Kantor PBB untuk Koordinasi Urusan Kemanusiaan (OCHA) juga mengatakan hal yang sama, dengan mengatakan bahwa antara 75.000 dan 95.000 orang yang masih berada di Gaza utara akan terkena dampak kelaparan akut akibat krisis pangan.
Sekretaris Jenderal Perserikatan Bangsa-Bangsa (PBB), António Guterres juga melaporkan bahwa situasi di wilayah Gaza saat ini semakin memprihatinkan karena 2,3 juta penduduknya menghadapi krisis kemanusiaan.
Termasuk anak-anak di Gaza yang saat ini mengalami kemiskinan dan gizi buruk akut, akibat pasokan makanan yang tidak bisa masuk ke kamp pengungsian.

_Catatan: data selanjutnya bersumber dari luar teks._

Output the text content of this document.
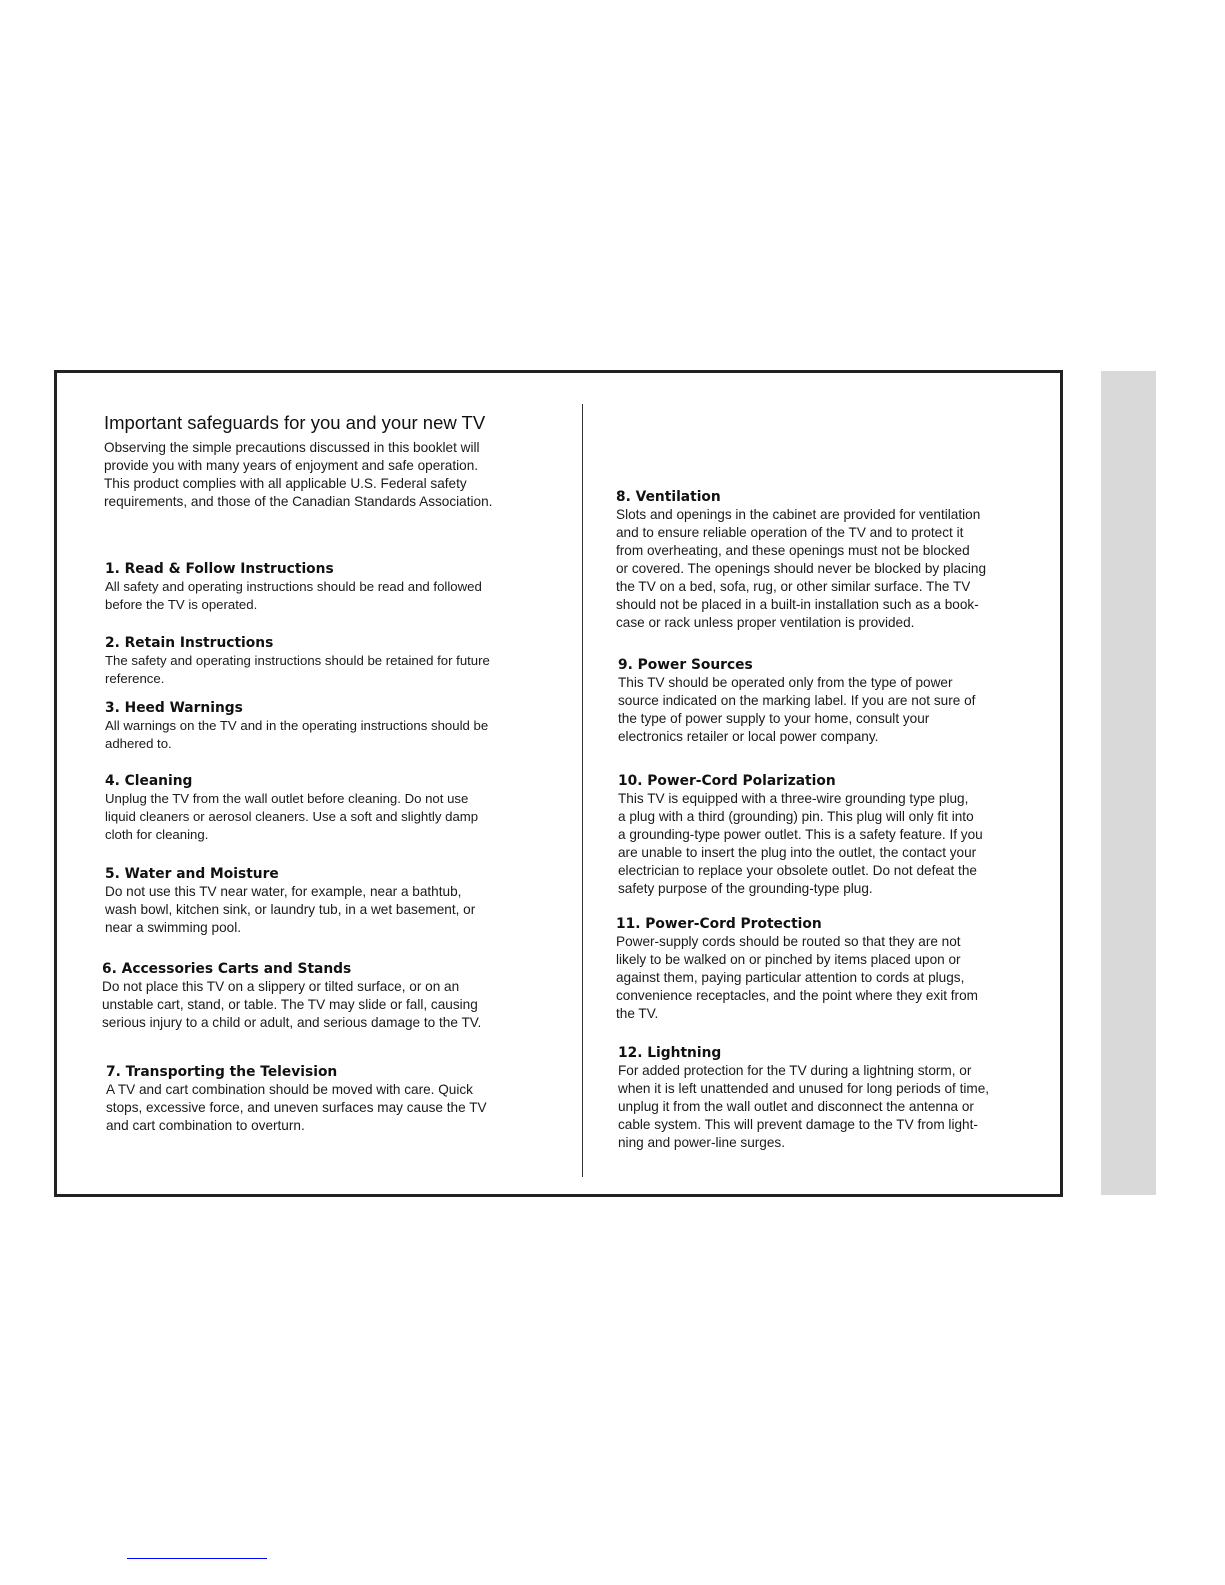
Important safeguards for you and your new TV

Observing the simple precautions discussed in this booklet will

provide you with many years of enjoyment and safe operation.

This product complies with all applicable U.S. Federal safety

requirements, and those of the Canadian Standards Association.

1. Read & Follow Instructions

All safety and operating instructions should be read and followed

before the TV is operated.

2. Retain Instructions

The safety and operating instructions should be retained for future

reference.

3. Heed Warnings

All warnings on the TV and in the operating instructions should be

adhered to.

4. Cleaning

Unplug the TV from the wall outlet before cleaning. Do not use

liquid cleaners or aerosol cleaners. Use a soft and slightly damp

cloth for cleaning.

5. Water and Moisture

Do not use this TV near water, for example, near a bathtub,

wash bowl, kitchen sink, or laundry tub, in a wet basement, or

near a swimming pool.

6. Accessories Carts and Stands

Do not place this TV on a slippery or tilted surface, or on an

unstable cart, stand, or table. The TV may slide or fall, causing

serious injury to a child or adult, and serious damage to the TV.

7. Transporting the Television

A TV and cart combination should be moved with care. Quick

stops, excessive force, and uneven surfaces may cause the TV

and cart combination to overturn.

8. Ventilation

Slots and openings in the cabinet are provided for ventilation

and to ensure reliable operation of the TV and to protect it

from overheating, and these openings must not be blocked

or covered. The openings should never be blocked by placing

the TV on a bed, sofa, rug, or other similar surface. The TV

should not be placed in a built-in installation such as a book-

case or rack unless proper ventilation is provided.

9. Power Sources

This TV should be operated only from the type of power

source indicated on the marking label. If you are not sure of

the type of power supply to your home, consult your

electronics retailer or local power company.

10. Power-Cord Polarization

This TV is equipped with a three-wire grounding type plug,

a plug with a third (grounding) pin. This plug will only fit into

a grounding-type power outlet. This is a safety feature. If you

are unable to insert the plug into the outlet, the contact your

electrician to replace your obsolete outlet. Do not defeat the

safety purpose of the grounding-type plug.

11. Power-Cord Protection

Power-supply cords should be routed so that they are not

likely to be walked on or pinched by items placed upon or

against them, paying particular attention to cords at plugs,

convenience receptacles, and the point where they exit from

the TV.

12. Lightning

For added protection for the TV during a lightning storm, or

when it is left unattended and unused for long periods of time,

unplug it from the wall outlet and disconnect the antenna or

cable system. This will prevent damage to the TV from light-

ning and power-line surges.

Beberapa pihak percaya bahwa Israel sengaja menghancurkan sistem pangan Gaza sebagai bagian dari kampanye kelaparan yang lebih luas dalam perang melawan Hamas.
Sementara itu, pihak berwenang Israel menyangkal bahwa mereka telah membatasi bantuan kemanusiaan kepada warga sipil di Gaza dan menyalahkan lambatnya pengiriman bantuan karena ketidakmampuan atau ketidakefektifan badan-badan PBB. Pengungsi makan rumput
Apalagi di tengah situasi kelaparan yang semakin mencekik, para pengungsi harus mengonsumsi tumbuhan liar atau tanaman liar yang tumbuh subur di tanah Gaza.
Salah satu pengungsi Gaza, Um Youssef Awadiyeh, mengatakan keluarganya harus mengonsumsi rumput liar dengan cara direbus dalam air tanpa nasi untuk bertahan hidup.
“Karena serangan Israel masih terjadi, kami mengolah makanan, cara ini lebih baik daripada tidak mengonsumsi makanan sama sekali,” jelas Awadiyeh.
Tak hanya itu, dampak krisis juga memaksa para pengungsi mengolah pakan ternak menjadi tepung untuk dimakan.
Badan pemantau hak asasi manusia Euro-med bahkan menggambarkan situasi di Gaza sebagai “perang kelaparan”.
“Kami tahu ada risiko kelaparan yang sangat serius di Gaza kecuali kami mengirimkan bantuan pangan dalam jumlah besar secara rutin,” kata kepala regional WFP Matt Hollingworth.